Saya sangat suka mengenakan pakaian berwarna hitam, baik dalam keseharian maupun ketika tampil sebagai public speaker. Celana hitam, kemeja hitam, jas beludru hitam merupakan pakaian kebesaran saya ketika berbagi pengalaman di dalam kelas-kelas training saya. Setelah mengucap salam dan chit chat sejenak, saya akan menanyakan apparel apa yang masih kurang dalam penampilan saya. Beberapa peserta yang jeli langsung bisa melihat bahwa saat itu saya tidak mengenakan dasi.
Dan memang betul dari luar, terlihat bahwa saya tidak memakai dasi. Saya kemudian minta waktu, sambil tebak-tebakan berapa lama waktu yang saya perlukan untuk menyempurnakan penampilan saya. Durasi terlama yang diperkirakan oleh audiens biasanya adalah setengah jam, dan tercepat adalah 5 menit.
Sambil tersenyum dan memutar badan, sim salabim abrakadabra, ketika saya sudah menghadap audiens lagi, gold tie saya sudah terpasang dengan sempurna dan rapi. Wow, para peserta langsung bertepuk tangan, sembari beberapa di antara mereka bergumam,
"Kok bisa?"
"Menurut teman-teman peristiwa yang baru saja terjadi, from nothing to something ini disebut apa?"
"Sulaaaap!", kompak mereka menjawab
"Masak teknik sekeren ini kok dibilang sulap? Anda ini kayak memanggil dokter dengan sebutan mantri saja!", sambil bercanda saya mencoba mengoreksi pendapat audiens
"Magic Pak!"
"Nah ini baru keren. Magic! Pertanyaan selanjutnya adalah, kenapa hal ini disebut magic?"

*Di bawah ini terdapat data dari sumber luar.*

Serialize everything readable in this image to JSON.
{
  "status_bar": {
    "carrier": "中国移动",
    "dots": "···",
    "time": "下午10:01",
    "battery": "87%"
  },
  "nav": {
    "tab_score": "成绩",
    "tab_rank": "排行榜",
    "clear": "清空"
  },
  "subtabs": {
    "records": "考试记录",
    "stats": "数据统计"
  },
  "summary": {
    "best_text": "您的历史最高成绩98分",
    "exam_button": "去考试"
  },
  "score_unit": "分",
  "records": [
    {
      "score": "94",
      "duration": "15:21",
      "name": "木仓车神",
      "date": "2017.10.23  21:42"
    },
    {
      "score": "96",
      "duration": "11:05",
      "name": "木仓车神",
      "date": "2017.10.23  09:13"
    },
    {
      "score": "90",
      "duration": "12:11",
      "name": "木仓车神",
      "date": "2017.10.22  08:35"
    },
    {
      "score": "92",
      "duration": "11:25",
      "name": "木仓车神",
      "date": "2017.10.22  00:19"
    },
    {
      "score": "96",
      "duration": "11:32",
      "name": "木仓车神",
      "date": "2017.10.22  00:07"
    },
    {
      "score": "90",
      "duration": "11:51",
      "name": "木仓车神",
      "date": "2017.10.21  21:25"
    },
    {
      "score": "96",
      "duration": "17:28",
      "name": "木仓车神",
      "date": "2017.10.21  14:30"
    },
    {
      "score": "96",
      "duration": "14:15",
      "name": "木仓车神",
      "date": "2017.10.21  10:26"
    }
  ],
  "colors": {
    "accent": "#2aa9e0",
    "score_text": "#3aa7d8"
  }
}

"Ya karena keren Pak. Aneh gitu"
"Benar, teknik ini sangat keren. Memang aneh, tapi bukan itu maksud saya. Apakah teman-teman sudah tahu rahasianya?"
"Beluuuum!"
"Mau tahu rahasianya?"
"Mauuuuu!"
"Mau tahu aja apa mau tahu bangeet?"
"Bangeeet!"
Maka kemudian saya bongkar rahasia 'Auto Appearing Neck Tie' sebuah magic trick yang dipopulerkan oleh Sumit Chajjer, seorang magician kelahiran India. Tekniknya sangat sederhana, dasi biasa diikat dengan benang berwarna hitam dimana bagian atasnya digantungkan pada leher menggunakan metal berbentuk U (mirip bando) yang di kedua ujung metal tadi terdapat rel benang hitamnya. Rel ini mirip dengan rel yang digunakan pada gantungan name tag yang bisa dipanjang pendekkan sesuai kebutuhan.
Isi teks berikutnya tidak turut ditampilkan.